The summer of 2002 I was unemployed, for the most part. I had a LOT of free time, people. I slept a lot (too much) and stared out my window into my backyard, where there used to be a giant, majestic tree. The tree is dead and gone now, but not the memory. No, not the memory. The giant tree was contained in a "tree pit" the builders built up around it -- which is eventually what killed it. Anyway, these spiny lizards used to cavort and romp around this area, jumping from the tree trunk to the railroad-tie border, skuttling into hidden crevices when I let the cats play outside on occasion, almost always with my rapt supervision. My cats are so indoor-ized that I figured there was no way in hell they'd EVER catch a lizard.
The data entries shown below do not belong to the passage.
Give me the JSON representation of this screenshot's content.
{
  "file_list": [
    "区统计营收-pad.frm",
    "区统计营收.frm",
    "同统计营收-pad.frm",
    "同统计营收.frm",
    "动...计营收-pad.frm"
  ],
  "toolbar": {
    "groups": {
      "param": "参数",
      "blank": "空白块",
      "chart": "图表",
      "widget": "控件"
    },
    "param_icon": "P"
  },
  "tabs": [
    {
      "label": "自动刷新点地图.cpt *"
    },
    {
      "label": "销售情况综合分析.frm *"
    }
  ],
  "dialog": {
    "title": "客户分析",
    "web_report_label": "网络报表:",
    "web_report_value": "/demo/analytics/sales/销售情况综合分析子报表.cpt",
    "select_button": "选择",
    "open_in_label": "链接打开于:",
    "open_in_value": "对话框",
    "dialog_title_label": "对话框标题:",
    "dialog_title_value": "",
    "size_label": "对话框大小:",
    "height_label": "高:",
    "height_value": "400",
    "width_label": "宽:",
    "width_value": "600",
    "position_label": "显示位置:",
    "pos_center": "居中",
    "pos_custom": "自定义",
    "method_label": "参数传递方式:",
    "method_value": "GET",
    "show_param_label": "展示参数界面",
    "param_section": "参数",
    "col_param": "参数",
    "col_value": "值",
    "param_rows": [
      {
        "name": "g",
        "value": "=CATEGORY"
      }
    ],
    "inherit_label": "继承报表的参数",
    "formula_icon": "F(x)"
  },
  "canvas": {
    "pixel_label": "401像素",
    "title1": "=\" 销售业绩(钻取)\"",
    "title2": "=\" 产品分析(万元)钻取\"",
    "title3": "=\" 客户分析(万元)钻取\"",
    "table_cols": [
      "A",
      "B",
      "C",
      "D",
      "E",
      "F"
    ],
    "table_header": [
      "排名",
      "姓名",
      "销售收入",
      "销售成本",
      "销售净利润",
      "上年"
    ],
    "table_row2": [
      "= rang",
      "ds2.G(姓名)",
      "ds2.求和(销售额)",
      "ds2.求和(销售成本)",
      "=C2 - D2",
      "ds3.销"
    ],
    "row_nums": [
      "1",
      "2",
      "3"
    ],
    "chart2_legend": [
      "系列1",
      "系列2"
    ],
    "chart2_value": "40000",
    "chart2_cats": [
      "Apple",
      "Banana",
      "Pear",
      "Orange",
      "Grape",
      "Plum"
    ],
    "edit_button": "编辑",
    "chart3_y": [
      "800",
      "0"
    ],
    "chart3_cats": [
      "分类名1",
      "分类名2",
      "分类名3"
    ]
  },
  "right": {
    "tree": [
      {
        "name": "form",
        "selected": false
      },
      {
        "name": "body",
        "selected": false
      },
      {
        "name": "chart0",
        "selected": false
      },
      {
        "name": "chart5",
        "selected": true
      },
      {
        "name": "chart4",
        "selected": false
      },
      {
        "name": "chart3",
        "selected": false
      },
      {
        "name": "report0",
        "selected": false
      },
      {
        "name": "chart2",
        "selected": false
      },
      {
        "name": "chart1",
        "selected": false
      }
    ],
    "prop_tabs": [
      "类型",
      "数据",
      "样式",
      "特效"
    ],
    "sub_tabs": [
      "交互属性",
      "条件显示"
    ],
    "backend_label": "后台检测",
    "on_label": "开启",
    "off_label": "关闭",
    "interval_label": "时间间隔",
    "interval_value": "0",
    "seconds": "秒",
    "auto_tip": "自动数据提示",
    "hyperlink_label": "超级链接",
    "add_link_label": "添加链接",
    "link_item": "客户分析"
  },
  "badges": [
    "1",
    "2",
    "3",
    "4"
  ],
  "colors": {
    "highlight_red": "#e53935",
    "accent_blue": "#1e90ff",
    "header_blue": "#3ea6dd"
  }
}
Oh, I was so wrong.

One day I was sleeping very late. I had gotten up earlier and opened the back door a crack so the kitties could go in and out. This kept them off my head and allowed me to sleep longer. At some point I became aware of a ruckus in my bathroom. I think I yelled a few times, something like "SHUT UP", but i'm not clear on the details. There was clattering and such. I ignored it and kept sleeping. Some time later, maybe an hour, I finally got out of bed. And saw. On the floor by my bed. A large. Spiny. Lizard. Motionless. And as I looked closer, wounded. It's long tail was amputated at the thick base. I looked even closer, and it had two fang-marks in its back. I immediately reached for it, as I finally noticed two of my cats lurking nearby, proudly letting me know it was a present for ME, look what they brought ME, weren't they wonderful hunters, this was so much better than the usual Roach, blahblahblah. I snatched up the lizard and it was still motionless. And cold. Very cold. My heart ached for this lizard. I was grieving, especially for the fact that I had slept just a few feet away while it was tortured and terrified by at least two felines for what seemed like a very long time. I carried it into the bathroom and saw a bunch of bubble bath and stuff on the floor. And. And. I almost can't say it. And the rest of the tail. On my bath mat. Spattered with tiny drops. Of lizard blood. (Note to the faint-hearted: don't freak out, the story gets better, i promise.)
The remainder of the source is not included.